Instead of writing mov rax, 1
(7 byte encoding 48, C7, C0, 01, 00, 00, 00), I can write mov eax, 1
(5 byte encoding B8, 01, 00, 00, 00) relying on the automatic
zeroing of the high dword.
For copying RAX to R8, I can choose between mov r8, rax
(3 byte encoding 49, 89, C0) or mov r8d, eax
(3 byte encoding 41, 89, C0) again relying on the automatic zeroing of the high dword.
Is there any ratio at all to prefer one method of copying over the other?
The REX prefix cannot be avoided since R8 is one of the 'new' registers, and so REX.B is needed. Under this circumstance, is it desirable to try to avoid having the REX.W bit set?
CodePudding user response:
If you need a REX prefix anyway, it doesn't really matter what bits are set in it. Almost all 64 bit instructions are as fast as their 32 bit counterparts; exceptions include the usual suspects (multiplications and divisions).
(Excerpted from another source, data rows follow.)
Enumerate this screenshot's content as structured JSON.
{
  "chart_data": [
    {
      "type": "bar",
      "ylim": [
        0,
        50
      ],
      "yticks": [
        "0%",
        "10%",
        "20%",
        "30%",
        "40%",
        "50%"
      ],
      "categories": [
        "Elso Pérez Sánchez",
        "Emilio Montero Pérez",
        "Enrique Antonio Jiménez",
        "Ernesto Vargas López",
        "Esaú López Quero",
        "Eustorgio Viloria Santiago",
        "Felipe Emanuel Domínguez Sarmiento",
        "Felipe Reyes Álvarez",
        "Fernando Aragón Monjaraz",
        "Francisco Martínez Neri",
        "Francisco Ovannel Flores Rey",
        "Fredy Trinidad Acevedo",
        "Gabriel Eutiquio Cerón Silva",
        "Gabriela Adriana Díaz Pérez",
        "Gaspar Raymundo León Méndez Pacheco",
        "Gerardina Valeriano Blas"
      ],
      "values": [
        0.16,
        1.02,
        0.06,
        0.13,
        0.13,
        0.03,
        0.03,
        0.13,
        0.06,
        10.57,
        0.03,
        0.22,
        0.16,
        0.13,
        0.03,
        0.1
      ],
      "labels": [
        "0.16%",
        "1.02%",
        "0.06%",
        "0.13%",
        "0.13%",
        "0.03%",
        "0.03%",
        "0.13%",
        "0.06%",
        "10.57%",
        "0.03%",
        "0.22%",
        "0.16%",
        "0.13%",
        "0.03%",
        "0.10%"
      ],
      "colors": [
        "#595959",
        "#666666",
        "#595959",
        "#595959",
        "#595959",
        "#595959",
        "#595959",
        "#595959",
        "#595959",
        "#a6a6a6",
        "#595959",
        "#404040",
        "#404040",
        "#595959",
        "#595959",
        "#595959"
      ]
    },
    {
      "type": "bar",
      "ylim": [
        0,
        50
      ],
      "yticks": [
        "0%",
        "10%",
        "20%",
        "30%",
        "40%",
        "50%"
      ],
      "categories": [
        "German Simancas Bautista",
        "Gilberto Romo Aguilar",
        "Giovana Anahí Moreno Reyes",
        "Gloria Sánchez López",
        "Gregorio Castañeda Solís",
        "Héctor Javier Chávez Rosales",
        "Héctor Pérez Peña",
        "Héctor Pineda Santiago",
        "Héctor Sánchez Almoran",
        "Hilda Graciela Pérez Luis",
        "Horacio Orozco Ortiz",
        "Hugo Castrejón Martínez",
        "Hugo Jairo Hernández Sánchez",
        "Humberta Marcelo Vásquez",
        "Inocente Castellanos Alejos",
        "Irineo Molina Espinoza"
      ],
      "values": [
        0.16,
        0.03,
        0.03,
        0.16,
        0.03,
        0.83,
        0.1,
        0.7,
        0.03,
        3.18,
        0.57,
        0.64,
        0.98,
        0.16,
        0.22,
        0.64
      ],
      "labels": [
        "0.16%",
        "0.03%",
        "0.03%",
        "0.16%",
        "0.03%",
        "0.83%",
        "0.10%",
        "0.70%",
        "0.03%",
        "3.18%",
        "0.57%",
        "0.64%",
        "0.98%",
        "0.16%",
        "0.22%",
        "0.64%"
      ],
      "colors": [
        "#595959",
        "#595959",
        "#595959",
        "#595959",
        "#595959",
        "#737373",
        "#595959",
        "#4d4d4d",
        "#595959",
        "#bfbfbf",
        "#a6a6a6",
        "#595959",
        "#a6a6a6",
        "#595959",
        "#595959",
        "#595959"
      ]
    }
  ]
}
As for which of these two is faster: despite having a longer dependency chain, the second variant
mov eax, 1
mov r8d, eax
is likely to be faster as the second instruction is likely to be handled with register renaming, producing no latency and no µops at all. There are somewhat obscure exceptions in which register renaming may not fire; use a microarchitectural analyser to find these. In such cases, it may be better to load two immediates as these can be executed in parallel.